Les divers scénarios envisagés par les experts de la communauté scientifique, retiennent (hypothèse modérée) une augmentation générale des températures (en particulier l’été) et un changement du régime des précipitations (diminution en période de végétation et augmentation en période de repos végétatif ). Ces changements se traduiraient par une forte aggravation du stress hydrique (en intensité et en fréquence) et par une saturation en eau des sols en période hivernale. La sécheresse et les fortes chaleurs de 2003, ont provoqué des dépérissements sur le douglas en versant sud et sur le hêtre en station limite. La stabilité des arbres et les problèmes d’exploitation (bien connus des randonneurs) sur les parcelles et les chemins forestiers durant les hivers pluvieux, nous alertent déjà.

Un certain nombre d’observations de modifications des aires de répartition des espèces ont permis de modéliser leur déplacement géographique. Les résultats montrent une forte progression des espèces méditerranéennes vers le nord et une régression des espèces montagnardes (dont le hêtre). Nos « queules » de foyard survivront-elles à l’ horizon 2100 ?

Le changement climatique peut avoir un effet direct sur les pathogènes ou les insectes phytophages. Ainsi, une augmentation même minime de la température permet un développement plus rapide des insectes, l’augmentation du nombre de générations et des déplacements …

Quelles conséquences pour la gestion forestière ?

– La détermination des stations forestières (des espèces adaptées au sol )

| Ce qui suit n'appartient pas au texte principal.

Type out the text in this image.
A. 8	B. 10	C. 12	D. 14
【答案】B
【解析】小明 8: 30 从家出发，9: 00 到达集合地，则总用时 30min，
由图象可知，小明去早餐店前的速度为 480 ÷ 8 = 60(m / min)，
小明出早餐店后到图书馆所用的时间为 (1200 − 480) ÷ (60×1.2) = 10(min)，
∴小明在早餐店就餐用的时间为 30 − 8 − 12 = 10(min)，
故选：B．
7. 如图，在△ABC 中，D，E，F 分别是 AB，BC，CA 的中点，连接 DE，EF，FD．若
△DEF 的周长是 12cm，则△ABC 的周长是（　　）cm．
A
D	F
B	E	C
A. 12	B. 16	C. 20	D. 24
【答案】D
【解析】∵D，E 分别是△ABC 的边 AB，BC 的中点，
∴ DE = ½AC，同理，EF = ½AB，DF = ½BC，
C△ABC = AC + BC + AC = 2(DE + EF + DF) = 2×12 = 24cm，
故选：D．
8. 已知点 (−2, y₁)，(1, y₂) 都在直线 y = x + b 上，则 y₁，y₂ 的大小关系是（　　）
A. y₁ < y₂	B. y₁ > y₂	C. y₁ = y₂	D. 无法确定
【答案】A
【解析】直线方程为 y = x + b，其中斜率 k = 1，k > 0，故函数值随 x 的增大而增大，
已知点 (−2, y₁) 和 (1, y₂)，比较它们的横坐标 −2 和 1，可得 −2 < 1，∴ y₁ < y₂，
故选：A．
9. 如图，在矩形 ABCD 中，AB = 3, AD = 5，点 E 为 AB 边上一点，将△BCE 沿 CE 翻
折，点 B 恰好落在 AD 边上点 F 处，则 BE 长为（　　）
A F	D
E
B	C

– le maintien de la fertilité des sols (afin de mieux affronter les stress écologiques).

– le respect de la porosité des sols (un sol compacté par des engins de débardage nuit au système racinaire des arbres et aggrave leur alimentation en eau).

– le choix des essences : à court et moyen terme, pour augmenter la résilience des peuplements, il faut privilégier les mélanges d’essences en utilisant des provenances adaptées.

– la sylviculture : la dynamisation des interventions pour obtenir des forêts plus claires avec des arbres moins élancés et plus trapus.

Vaste programme …!

Dernier espace de liberté, refuge de vie sauvage pour les uns, enjeu de développement économique pour les autres, la forêt d’Anost ne laisse pas indifférent.